A Saída Oficial dos EUA da OMS
Na quinta-feira, dia 22, os Estados Unidos devem formalizar sua saída da Organização Mundial da Saúde (OMS), uma decisão que levanta alarmes sobre as possíveis consequências para a saúde pública tanto no país quanto no cenário global. Apesar dos avisos sobre os efeitos negativos dessa escolha, a administração de Donald Trump decidiu seguir adiante, alegando que a OMS falhou em suas responsabilidades. Em uma comunicação oficial, um porta-voz do Departamento de Estado destacou que essa falha custou trilhões aos EUA.
A saída foi anunciada logo no início do mandato de Trump, em 2025, através de uma ordem executiva. A legislação americana estipula que uma notificação deve ser feita com um ano de antecedência, além da necessidade de regularizar pagamentos de taxas pendentes, totalizando US$ 260 milhões. Contudo, a atual administração alega que o comprometimento financeiro já foi excessivo.
Impasse nas Contribuições Financeiras
Em um e-mail, o porta-voz expressou que “o povo americano já pagou mais do que o suficiente a esta organização”. A insatisfação com o uso dos recursos é evidente e promete complicar o futuro das colaborações entre a OMS e os EUA. O presidente Trump, ao tomar essa decisão, cortou qualquer transferência futura de fundos para a OMS, o que pode ter repercussões diretas em projetos de saúde pública.
Embora a saída tenha sido uma decisão unânime dentro do governo, muitos especialistas e líderes de saúde pública têm solicitado uma reavaliação dessa postura. Tedros Adhanom Ghebreyesus, Diretor-Geral da OMS, recentemente expressou sua esperança de que os EUA reconsiderem o afastamento.
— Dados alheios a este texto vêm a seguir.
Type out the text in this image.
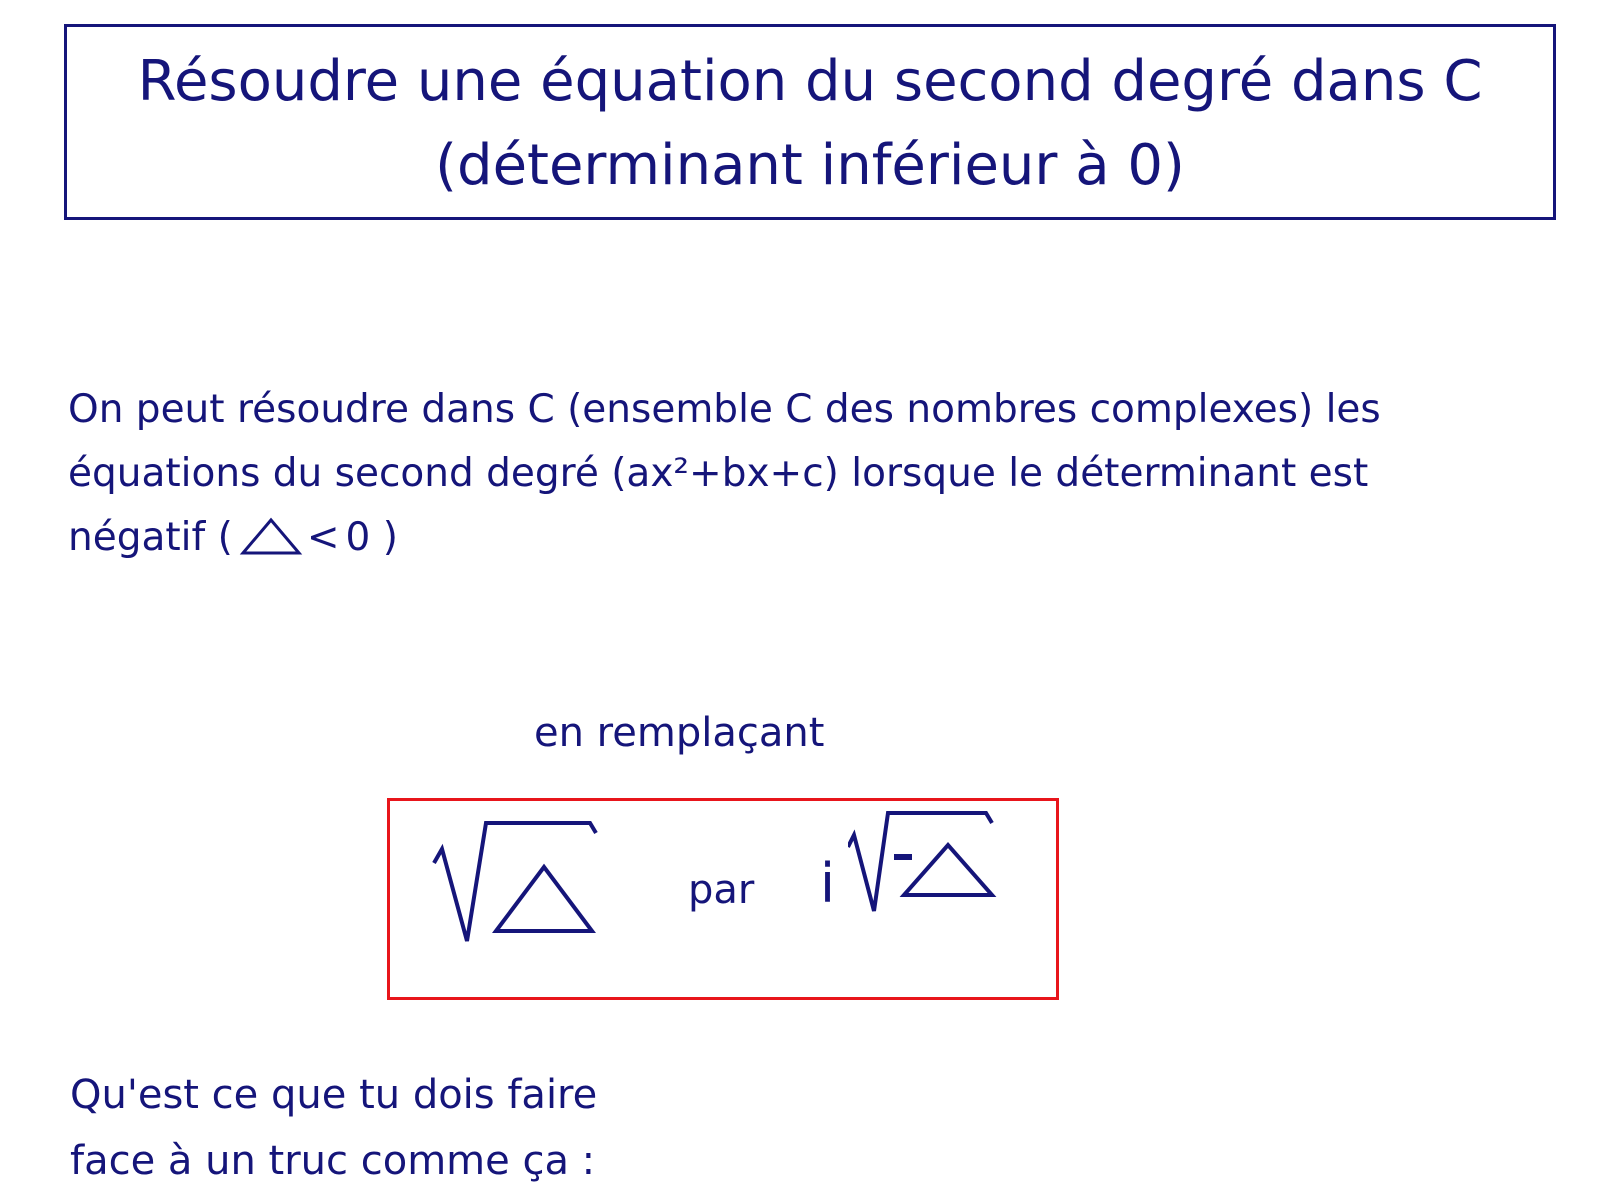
Résoudre une équation du second degré dans C
(déterminant inférieur à 0)
On peut résoudre dans C (ensemble C des nombres complexes) les
équations du second degré (ax²+bx+c) lorsque le déterminant est
négatif ( < 0 )
en remplaçant
par i
Qu'est ce que tu dois faire
face à un truc comme ça :
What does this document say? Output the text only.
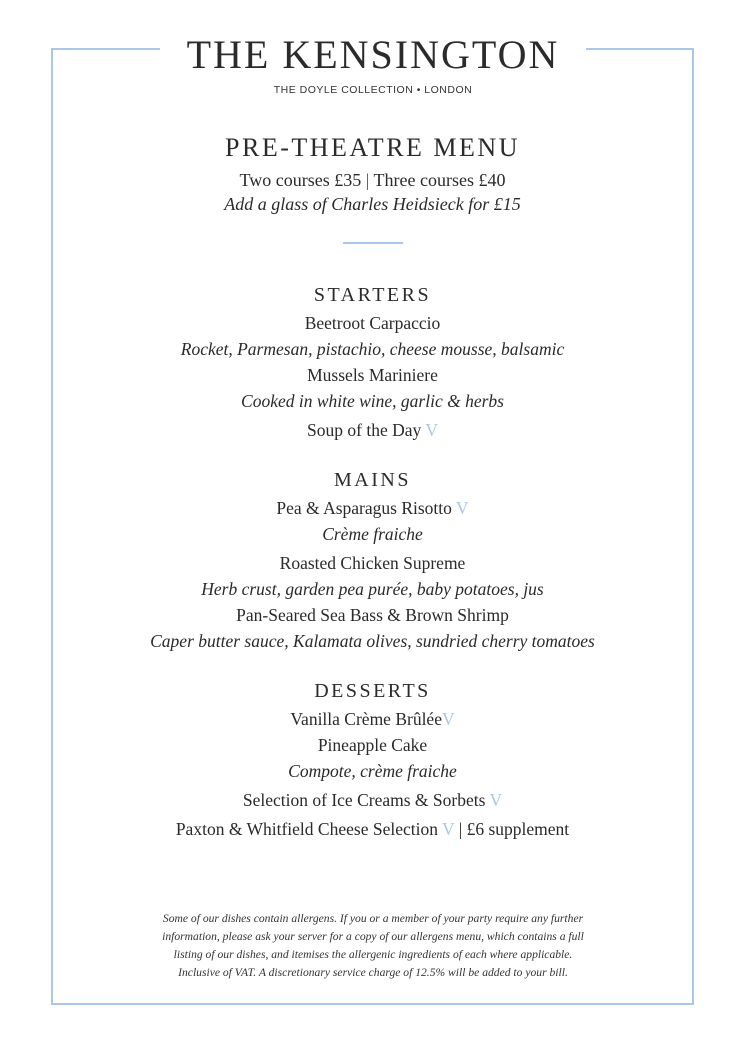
THE KENSINGTON
THE DOYLE COLLECTION • LONDON
PRE-THEATRE MENU
Two courses £35 | Three courses £40
Add a glass of Charles Heidsieck for £15
STARTERS
Beetroot Carpaccio
Rocket, Parmesan, pistachio, cheese mousse, balsamic
Mussels Mariniere
Cooked in white wine, garlic & herbs
Soup of the Day V
MAINS
Pea & Asparagus Risotto V
Crème fraiche
Roasted Chicken Supreme
Herb crust, garden pea purée, baby potatoes, jus
Pan-Seared Sea Bass & Brown Shrimp
Caper butter sauce, Kalamata olives, sundried cherry tomatoes
DESSERTS
Vanilla Crème BrûléeV
Pineapple Cake
Compote, crème fraiche
Selection of Ice Creams & Sorbets V
Paxton & Whitfield Cheese Selection V | £6 supplement
Some of our dishes contain allergens. If you or a member of your party require any further
information, please ask your server for a copy of our allergens menu, which contains a full
listing of our dishes, and itemises the allergenic ingredients of each where applicable.
Inclusive of VAT. A discretionary service charge of 12.5% will be added to your bill.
Impactos e Críticas à Decisão
“A saída da OMS é uma perda não apenas para os EUA, mas para todo o mundo”, afirmou Ghebreyesus a jornalistas. A OMS também adverte que os EUA ainda têm obrigações financeiras pendentes para os anos de 2024 e 2025. Esse ponto será um tema central nas discussões do Conselho Executivo da OMS que ocorrerão em fevereiro.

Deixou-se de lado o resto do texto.